PMA, filiation, embryons : une mission parlementaire veut tout changer
PMA pour toutes les femmes, levée de l'anonymat des donneurs de sperme, PMA post-mortem, assouplissement des recherches sur l'embryon : la mission parlementaire sur la loi de bioéthique, dont le rôle est de préparer le débat législatif, a proposé mardi des changements majeurs.
Après avoir mené de nombreuses auditions ces derniers mois, elle a adopté et publié un rapport très attendu, le dernier avant le début du processus législatif.
Initialement prévue au Parlement avant fin 2018, la révision de la loi de bioéthique a été repoussée en raison, selon l'exécutif, de l'encombrement du calendrier parlementaire.

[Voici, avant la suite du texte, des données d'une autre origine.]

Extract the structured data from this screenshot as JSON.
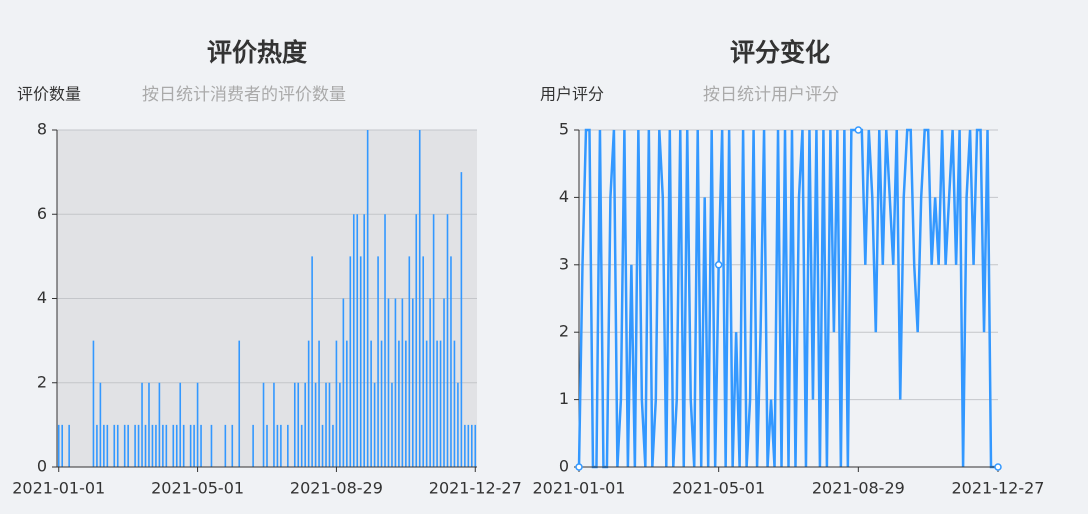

Le projet de loi doit maintenant être présenté en Conseil des ministres puis être examiné au Parlement avant l'été.
"Les trois ministères, Santé, Recherche et Justice, décideront quelles préconisations (de la mission) seront retenues", a souligné en conférence de presse l'auteur du rapport, le député LREM Jean-Louis Touraine.
"Si elle suit la plupart des préconisations, cette modification (de la loi) sera la plus importante (en ampleur) de l'histoire de la bioéthique dans notre pays", a-t-il jugé.
Le volet le plus sensible du futur texte de loi est l'ouverture de la PMA (procréation médicalement assistée) aux couples de femmes et aux femmes seules, comme Emmanuel Macron s'y était engagé pendant sa campagne.
La mission de l'Assemblée nationale prend parti pour cette mesure.
"L'ouverture de l'accès à l'AMP (assistance médicale à la procréation, nom officiel de la PMA, ndlr) apparaît comme une nouvelle étape sur le long chemin de l'émancipation des femmes (...) et sur celui de la reconnaissance de toutes les familles", estime la mission.
La prise en charge de la PMA par la Sécu serait assurée "dans les mêmes conditions que pour les couples hétérosexuels".
Pour établir la filiation, un nouveau régime serait créé pour les couples bénéficiaires d'une PMA, qu'il s'agisse d'hétérosexuels ou d'homosexuelles. Au moment de la déclaration de naissance, ils devraient transmettre à l'officier d'état civil une "déclaration commune anticipée" rédigée devant notaire avant la PMA.
Le fait qu'un enfant soit né par PMA serait donc porté sur son état civil, ce qui n'est pas le cas actuellement.
Cette solution "fait perdre aux couples hétérosexuels la possibilité de ne pas révéler à leur enfant son mode de conception", reconnaît le rapport.
- "Rapport militant" -
Pourtant opposé à l'élargissement de la PMA, le président de la mission, le député LR Xavier Breton, n'a pas voté contre le texte.
"C'est un rapport militant, engagé, mais au moins on a un exposé de l'engrenage inéluctable qui amènera à bouleverser la société", s'est-il justifié. Selon lui, quatre membres de la mission ont voté contre, sur une vingtaine de présents.
Le rapport juge en outre que l'ouverture de la PMA aux femmes seules imposerait d'autoriser la PMA post-mortem. La conjointe d'un homme décédé aurait le droit de se faire inséminer avec son sperme (au cas où il l'ait congelé avant son décès) ou de se faire implanter un embryon conçu in vitro avant le décès.
Par ailleurs, la mission préconise la levée de l'anonymat des donneurs de sperme.
Les enfants conçus par PMA pourraient connaître l'identité du donneur sur simple demande, dès leurs 18 ans, pour tous les dons effectués après l'entrée en vigueur de la loi. Pour les dons précédant la loi, l'accord du donneur serait obligatoire.
Enfin, la mission considère qu'il faut maintenir l'interdiction de la GPA (gestation pour autrui, c'est-à-dire le recours à une mère porteuse), tout en reconnaissant à l'état civil les enfants conçus grâce à une GPA pratiquée à l'étranger.
Les associations de défense des homosexuels ont salué la publication du rapport, en réclamant un démarrage rapide du processus législatif.
A l'inverse, l'association anti-PMA Alliance Vita a estimé que "seule une mobilisation citoyenne tenace pourra dissuader le président de la République d'exécuter les préconisations de ce rapport".
Au-delà des mesures concernant la procréation, la mission propose d'autres changements d'importance.
Elle souhaite ainsi assouplir le cadre des recherches sur l'embryon et permettre à tous les couples de faire des tests génétiques avant de concevoir un enfant, afin de repérer d'éventuelles maladies graves dont il pourrait être atteint.
Le gouvernement organisera dans les prochaines semaines des "séminaires" pour les députés et les sénateurs sur quatre thèmes de bioéthique (procréation, recherche sur l'embryon, filiation, diagnostics génétiques), a annoncé Matignon vendredi. Le but : "créer au Parlement les conditions d'un débat le plus précis et le plus apaisé possible".